Numéro d'arrêt : 76053
Numéro NOR : CETATEXT000007729465 ?
Identifiant URN:LEX : urn:lex;fr;conseil.etat;arret;1988-06-22;76053 ?

Analyses :

ACTES LEGISLATIFS ET ADMINISTRATIFS - VALIDITE DES ACTES ADMINISTRATIFS - FORME - QUESTIONS GENERALES - CONTRESEING - Actes du Premier ministre - Ministres chargés de l'exécution (article 22 de la Constitution) - Contreseing non obligatoire - Ministre de l'agriculture - Décret fixant fixant les conditions dans lesquelles la pêche est interdite en vue de la production du poisson.

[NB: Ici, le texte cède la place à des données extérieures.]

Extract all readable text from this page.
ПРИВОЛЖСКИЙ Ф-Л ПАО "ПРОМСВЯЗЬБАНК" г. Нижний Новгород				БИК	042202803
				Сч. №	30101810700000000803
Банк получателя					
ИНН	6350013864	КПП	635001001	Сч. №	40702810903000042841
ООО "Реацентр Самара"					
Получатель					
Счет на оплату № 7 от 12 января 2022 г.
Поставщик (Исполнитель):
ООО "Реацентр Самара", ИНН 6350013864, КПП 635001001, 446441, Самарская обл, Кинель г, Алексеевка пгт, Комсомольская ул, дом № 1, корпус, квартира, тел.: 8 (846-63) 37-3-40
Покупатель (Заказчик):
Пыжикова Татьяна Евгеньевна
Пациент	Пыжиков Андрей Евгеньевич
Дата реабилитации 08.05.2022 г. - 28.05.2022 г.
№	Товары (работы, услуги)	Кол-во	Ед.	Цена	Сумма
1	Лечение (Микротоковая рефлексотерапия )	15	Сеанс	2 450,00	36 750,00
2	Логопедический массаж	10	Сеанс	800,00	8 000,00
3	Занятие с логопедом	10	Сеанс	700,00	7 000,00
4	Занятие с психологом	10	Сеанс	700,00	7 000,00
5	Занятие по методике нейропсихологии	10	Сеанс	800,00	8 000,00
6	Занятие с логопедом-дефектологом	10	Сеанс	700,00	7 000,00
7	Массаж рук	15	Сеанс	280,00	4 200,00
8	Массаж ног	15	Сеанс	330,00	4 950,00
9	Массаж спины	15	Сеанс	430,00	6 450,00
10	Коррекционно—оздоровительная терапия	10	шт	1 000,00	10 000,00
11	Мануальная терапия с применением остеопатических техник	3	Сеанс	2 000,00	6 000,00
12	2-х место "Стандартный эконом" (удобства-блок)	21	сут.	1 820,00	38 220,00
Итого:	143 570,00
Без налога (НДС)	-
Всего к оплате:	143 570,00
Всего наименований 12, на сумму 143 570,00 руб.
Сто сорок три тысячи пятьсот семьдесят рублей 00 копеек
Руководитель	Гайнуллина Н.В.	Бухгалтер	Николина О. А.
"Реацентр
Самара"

ACTES LEGISLATIFS ET ADMINISTRATIFS - VALIDITE DES ACTES ADMINISTRATIFS - FORME - PROCEDURE CONSULTATIVE - CONSULTATION NON OBLIGATOIRE - Conseil national de la protection de la nature ou commission économique consultative de la pisciculture - Décret fixant fixant les conditions dans lesquelles la pêche est interdite en vue de la production du poisson.

ACTES LEGISLATIFS ET ADMINISTRATIFS - APPLICATION DANS LE TEMPS - RETROACTIVITE - ABSENCE DE RETROACTIVITE - Pêche fluviale - Décret prorogeant un décret instituant des réserves de pêche.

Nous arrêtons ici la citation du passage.